I tried but for me the upload was very slow and not very practical.
They only have a windows app for now, so to back up my NAS the only solution I found was to create a windows VM, a virtual disk pointed at my data on the NAS and running the VM regularly to back up the data.
OneDrive with Microsoft 365 Family subscription. There are several deals for 50€ per 15 Month for 1TB per Account. Since it is the family subscription you'll get up to 6 Accounts. So it is 3.33€ for 6TB or 0.55€ per TB.
iDrive E2 is $40 a year for 1TB S3 compatible storage and they have promotions quite often. As always with cheap storage don't rely on it and have a local NAS but it's handy for offsite. I've just transferred out of Wasabi, who were cheap but are less so now.
Never worry about backups or lost data etc, as the provider would take care of it
This is not how it works. You still have to backup your data!
Your account can be closed due to various reasons, you accidentally delete files, some malware deletes files without you noticing it before it is too late.
A friend of mine lost some important data because of the ovh server container fire incident. Ovh had no backups.
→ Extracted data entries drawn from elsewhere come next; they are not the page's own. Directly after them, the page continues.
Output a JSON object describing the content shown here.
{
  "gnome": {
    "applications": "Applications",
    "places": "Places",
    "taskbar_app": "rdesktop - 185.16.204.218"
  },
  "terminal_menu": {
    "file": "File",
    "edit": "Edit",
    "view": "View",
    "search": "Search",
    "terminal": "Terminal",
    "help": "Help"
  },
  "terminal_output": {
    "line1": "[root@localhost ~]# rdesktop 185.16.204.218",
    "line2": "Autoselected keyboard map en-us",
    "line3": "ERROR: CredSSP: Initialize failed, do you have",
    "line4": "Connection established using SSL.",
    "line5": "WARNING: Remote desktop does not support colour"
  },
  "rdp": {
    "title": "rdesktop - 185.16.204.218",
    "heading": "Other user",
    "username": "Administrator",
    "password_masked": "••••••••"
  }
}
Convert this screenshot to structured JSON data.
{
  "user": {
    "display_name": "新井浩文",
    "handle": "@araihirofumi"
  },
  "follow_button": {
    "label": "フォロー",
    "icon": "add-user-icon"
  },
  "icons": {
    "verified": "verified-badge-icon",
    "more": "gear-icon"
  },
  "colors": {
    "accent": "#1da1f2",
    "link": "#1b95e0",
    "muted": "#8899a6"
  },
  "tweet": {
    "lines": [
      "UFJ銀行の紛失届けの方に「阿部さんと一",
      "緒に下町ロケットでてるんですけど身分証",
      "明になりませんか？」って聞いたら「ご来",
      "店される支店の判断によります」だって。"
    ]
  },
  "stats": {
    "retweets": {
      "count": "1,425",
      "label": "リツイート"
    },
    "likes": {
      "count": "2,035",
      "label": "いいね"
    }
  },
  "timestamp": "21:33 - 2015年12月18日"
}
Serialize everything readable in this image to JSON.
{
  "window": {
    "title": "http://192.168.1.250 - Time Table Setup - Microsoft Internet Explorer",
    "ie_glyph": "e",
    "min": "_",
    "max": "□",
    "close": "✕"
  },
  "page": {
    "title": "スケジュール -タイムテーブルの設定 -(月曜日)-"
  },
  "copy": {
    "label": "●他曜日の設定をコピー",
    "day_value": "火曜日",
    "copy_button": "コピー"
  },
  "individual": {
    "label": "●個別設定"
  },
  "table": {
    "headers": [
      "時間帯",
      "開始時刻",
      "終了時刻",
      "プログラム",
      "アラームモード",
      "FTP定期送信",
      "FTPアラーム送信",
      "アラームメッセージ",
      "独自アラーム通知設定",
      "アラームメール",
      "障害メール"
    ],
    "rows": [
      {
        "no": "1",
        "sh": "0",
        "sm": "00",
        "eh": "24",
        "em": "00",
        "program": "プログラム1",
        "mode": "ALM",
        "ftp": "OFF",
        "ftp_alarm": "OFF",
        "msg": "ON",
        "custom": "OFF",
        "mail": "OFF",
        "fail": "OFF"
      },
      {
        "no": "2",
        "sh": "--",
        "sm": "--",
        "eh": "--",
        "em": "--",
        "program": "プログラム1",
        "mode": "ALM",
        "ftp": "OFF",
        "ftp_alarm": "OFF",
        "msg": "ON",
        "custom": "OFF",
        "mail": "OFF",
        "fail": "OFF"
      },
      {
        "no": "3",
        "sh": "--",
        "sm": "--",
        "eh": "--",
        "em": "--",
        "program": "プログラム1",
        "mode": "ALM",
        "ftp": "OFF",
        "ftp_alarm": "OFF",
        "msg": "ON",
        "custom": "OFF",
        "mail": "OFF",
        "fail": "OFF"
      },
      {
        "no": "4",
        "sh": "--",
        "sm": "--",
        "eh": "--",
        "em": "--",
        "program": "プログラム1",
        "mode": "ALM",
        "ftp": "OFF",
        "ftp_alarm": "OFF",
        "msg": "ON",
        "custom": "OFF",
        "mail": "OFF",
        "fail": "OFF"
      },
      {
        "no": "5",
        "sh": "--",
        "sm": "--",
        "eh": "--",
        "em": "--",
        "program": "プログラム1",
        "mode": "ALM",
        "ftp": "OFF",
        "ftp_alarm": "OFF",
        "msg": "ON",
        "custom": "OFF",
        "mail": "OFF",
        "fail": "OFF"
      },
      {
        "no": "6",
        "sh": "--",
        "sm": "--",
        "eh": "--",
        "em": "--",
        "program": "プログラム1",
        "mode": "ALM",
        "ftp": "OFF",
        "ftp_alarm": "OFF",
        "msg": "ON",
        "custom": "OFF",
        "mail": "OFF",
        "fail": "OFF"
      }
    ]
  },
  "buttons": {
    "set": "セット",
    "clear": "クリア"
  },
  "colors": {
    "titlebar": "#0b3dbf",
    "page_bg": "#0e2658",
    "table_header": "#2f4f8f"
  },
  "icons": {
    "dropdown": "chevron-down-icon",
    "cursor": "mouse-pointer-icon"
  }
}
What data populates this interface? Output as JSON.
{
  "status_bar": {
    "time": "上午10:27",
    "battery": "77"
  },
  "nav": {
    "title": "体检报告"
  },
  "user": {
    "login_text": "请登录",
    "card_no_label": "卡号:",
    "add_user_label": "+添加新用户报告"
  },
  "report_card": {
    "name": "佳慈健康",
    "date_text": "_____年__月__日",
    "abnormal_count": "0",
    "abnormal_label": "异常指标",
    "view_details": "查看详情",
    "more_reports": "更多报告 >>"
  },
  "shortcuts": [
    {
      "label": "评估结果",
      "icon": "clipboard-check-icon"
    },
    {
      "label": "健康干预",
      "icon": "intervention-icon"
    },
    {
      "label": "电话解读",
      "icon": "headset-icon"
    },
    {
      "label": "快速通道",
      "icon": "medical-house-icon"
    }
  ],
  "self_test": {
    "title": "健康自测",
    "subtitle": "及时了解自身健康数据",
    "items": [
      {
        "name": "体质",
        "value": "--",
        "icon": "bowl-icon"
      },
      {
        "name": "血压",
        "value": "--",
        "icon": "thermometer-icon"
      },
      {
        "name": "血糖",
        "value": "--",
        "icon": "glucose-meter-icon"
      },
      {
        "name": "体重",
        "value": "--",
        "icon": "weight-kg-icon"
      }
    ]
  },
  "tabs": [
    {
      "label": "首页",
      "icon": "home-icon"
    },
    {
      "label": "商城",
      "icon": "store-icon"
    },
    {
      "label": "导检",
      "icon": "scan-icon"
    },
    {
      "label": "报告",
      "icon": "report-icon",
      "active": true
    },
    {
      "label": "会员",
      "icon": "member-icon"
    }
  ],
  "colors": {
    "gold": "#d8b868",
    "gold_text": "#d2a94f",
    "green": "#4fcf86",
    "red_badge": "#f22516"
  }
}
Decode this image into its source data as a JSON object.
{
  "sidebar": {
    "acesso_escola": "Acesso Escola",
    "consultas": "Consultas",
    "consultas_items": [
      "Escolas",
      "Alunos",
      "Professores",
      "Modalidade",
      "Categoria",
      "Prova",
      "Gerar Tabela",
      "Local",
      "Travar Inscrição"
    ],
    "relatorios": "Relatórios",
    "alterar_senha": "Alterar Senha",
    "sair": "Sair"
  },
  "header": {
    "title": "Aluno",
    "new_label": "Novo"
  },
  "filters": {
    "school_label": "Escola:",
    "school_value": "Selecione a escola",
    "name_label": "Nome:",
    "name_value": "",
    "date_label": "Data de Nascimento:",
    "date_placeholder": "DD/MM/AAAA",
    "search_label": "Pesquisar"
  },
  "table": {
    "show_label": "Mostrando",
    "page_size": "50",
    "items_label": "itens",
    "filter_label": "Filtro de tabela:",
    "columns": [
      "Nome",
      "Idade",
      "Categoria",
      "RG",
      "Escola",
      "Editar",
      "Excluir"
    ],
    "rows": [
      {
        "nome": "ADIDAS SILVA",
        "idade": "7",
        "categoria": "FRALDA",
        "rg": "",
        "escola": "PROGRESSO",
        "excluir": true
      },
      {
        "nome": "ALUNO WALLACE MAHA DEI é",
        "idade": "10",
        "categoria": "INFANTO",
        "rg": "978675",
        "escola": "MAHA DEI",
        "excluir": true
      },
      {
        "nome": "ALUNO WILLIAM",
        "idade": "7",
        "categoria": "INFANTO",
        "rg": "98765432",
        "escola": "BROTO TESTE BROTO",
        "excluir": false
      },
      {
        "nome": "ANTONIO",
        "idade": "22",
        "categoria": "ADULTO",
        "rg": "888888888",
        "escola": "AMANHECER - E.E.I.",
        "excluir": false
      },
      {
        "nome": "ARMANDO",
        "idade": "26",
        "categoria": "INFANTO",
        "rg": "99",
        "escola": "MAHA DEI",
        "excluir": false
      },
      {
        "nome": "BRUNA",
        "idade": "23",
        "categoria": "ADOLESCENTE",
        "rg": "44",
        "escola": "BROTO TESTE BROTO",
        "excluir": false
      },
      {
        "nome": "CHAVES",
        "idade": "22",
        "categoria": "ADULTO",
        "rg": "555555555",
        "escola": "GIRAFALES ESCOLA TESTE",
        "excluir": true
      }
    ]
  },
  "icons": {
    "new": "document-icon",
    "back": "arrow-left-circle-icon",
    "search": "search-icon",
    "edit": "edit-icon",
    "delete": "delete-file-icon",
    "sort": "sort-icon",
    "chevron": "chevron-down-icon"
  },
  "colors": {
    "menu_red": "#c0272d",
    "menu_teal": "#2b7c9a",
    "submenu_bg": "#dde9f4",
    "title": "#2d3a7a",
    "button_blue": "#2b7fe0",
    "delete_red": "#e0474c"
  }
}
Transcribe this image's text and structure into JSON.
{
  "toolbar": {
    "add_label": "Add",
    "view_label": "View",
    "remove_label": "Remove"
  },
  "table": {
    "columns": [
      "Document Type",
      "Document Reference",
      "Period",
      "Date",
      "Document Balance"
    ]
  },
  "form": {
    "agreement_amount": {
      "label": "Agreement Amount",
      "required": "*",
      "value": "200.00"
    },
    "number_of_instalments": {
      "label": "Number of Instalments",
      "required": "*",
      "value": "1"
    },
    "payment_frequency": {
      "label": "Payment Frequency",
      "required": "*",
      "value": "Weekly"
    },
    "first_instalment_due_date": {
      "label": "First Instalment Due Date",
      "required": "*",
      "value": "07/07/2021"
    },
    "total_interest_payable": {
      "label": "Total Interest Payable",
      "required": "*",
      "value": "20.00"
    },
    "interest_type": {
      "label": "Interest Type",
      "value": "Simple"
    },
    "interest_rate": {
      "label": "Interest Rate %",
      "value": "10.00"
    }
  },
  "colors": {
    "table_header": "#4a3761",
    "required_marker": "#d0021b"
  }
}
It's a good question. If I had something like gigabit internet with high upload speeds I probably would (and eventually will). Right now though, I use Jellyfin from wherever I am, and I share it with a few friends and family too.
I wanted to do my own self-hosted storage but for the cost and features I went with Dropbox. It's $10 a month if you prepay for the year otherwise it's $12 and you get two terabytes of storage. For that you get all the same things most self-hosted solutions will offer including 30 days of versioning/backups. Additionally it's pretty popular so most software has built in integration which is convenient but not something you need. Bottom line is doing your own storage can be cheap but adding off-site backups gets expensive and just going straight to off-site backups (cloud storage) is going to be close to the $10-$12 dollars you'll pay anyway but you have to do all the work.